Search code examples
elasticsearchlogstashelk

Logstash parsing different line than 1st line as header


I have a sample data:

employee_name,user_id,O,C,E,A,N
Yvette Vivien Donovan,YVD0093,38,19,29,15,36
Troy Alvin Craig,TAC0118,34,40,24,15,34
Eden Jocelyn Mcclain,EJM0952,20,37,48,35,34
Alexa Emma Wood,AEW0655,25,20,18,40,38
Celeste Maris Griffith,CMG0936,36,13,18,50,29
Tanek Orson Griffin,TOG0025,40,36,24,19,26
Colton James Lowery,CJL0436,39,41,27,25,28
Baxter Flynn Mcknight,BFM0761,42,32,28,17,22
Olivia Calista Hodges,OCH0195,37,36,39,38,32
Price Zachery Maldonado,PZM0602,24,46,30,18,29
Daryl Delilah Atkinson,DDA0185,17,43,33,18,25

And logstash config file as:

input {
  file {
    path => "/path/psychometric_data.csv"
    start_position => "beginning"
  }
}
filter {
  csv {
      separator => ","
      autodetect_column_names => true
      autogenerate_column_names => true
  }
}
output {
    amazon_es {
       hosts => [ "https://xxx-xxx-es-xxx.xx-xx-1.es.amazonaws.com:443" ]
       ssl => true
       region => "ap-south-1"
       index => "psychometric_data"
    }
}

I am expecting 1st row(i.e. employee_name,user_id,O,C,E,A,N) as a Elasticsearch field name(header), but I am gettting 3rd row(i.e.Troy Alvin Craig,TAC0118,34,40,24,15,34) as header as follows.

 {
        "_index": "psychometric_data",
        "_type": "_doc",
        "_id": "md4hm3YB8",
        "_score": 1,
        "_source": {
          "15": "21",
          "24": "17",
          "34": "39",
          "40": "37",
          "@version": "1",
          "@timestamp": "2020-12-25T18:20:00.759Z",
          "message": "Ishmael Mannix Velazquez,IMV0086,22,37,17,21,39\r",
          "path": "/path/psychometric_data.csv",
          "Troy Alvin Craig": "Ishmael Mannix Velazquez",
          "host": "xx-ThinkPad-xx",
          "TAC0118": "IMV0086"
        }
 }

What might be the reason for it?


Solution

  • If you set autodetect_column_names to true then the filter interprets the first line that it sees as the column names. If pipeline.workers is set to more than one then it is a race to see which thread sets the column names first. Since different workers are processing different lines this means it may not use the first line. You must set pipeline.workers to 1.

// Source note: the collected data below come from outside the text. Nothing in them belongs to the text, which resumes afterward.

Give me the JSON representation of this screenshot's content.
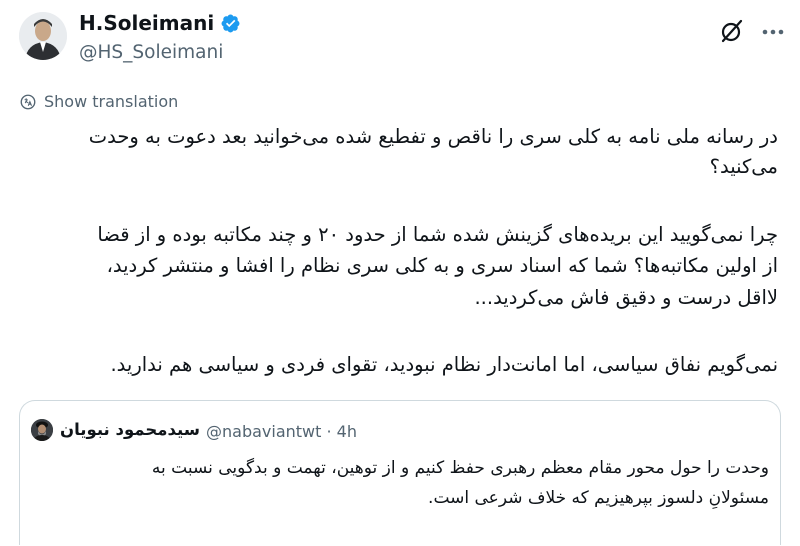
{
  "author": {
    "display_name": "H.Soleimani",
    "handle": "@HS_Soleimani",
    "verified_badge_icon": "verified-badge-icon",
    "badge_color": "#1d9bf0"
  },
  "header_actions": {
    "grok_icon": "grok-slash-icon",
    "more_icon": "more-dots-icon"
  },
  "translation": {
    "icon": "translate-icon",
    "label": "Show translation"
  },
  "tweet": {
    "lines": [
      "در رسانه ملی نامه به کلی سری را ناقص و تفطیع شده می‌خوانید بعد دعوت به وحدت",
      "می‌کنید؟",
      "چرا نمی‌گویید این بریده‌های گزینش شده شما از حدود ۲۰ و چند مکاتبه بوده و از قضا",
      "از اولین مکاتبه‌ها؟ شما که اسناد سری و به کلی سری نظام را افشا و منتشر کردید،",
      "لااقل درست و دقیق فاش می‌کردید...",
      "نمی‌گویم نفاق سیاسی، اما امانت‌دار نظام نبودید، تقوای فردی و سیاسی هم ندارید."
    ]
  },
  "quoted_tweet": {
    "display_name": "سیدمحمود نبویان",
    "handle_time": "@nabaviantwt · 4h",
    "lines": [
      "وحدت را حول محور مقام معظم رهبری حفظ کنیم و از توهین، تهمت و بدگویی نسبت به",
      "مسئولانِ دلسوز بپرهیزیم که خلاف شرعی است."
    ]
  }
}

    In addition to that, the java execution engine (enabled by default) does not always preserve the order of events. There is a setting pipeline.ordered in logstash.yml that controls that. In 7.9 that keeps event order iff pipeline.workers is set to 1.

    You do not say which version you are running. For anything from 7.0 (when java_execution became the default) to 7.6 the fix is to disable the java engine using either pipeline.java_execution: false in logstash.yml or --java_execution false on the command line. For any 7.x release from 7.7 onwards, make sure pipeline.ordered is set to auto or true (auto is the default in 7.x). In future releases (8.x perhaps) pipeline.ordered will default to false.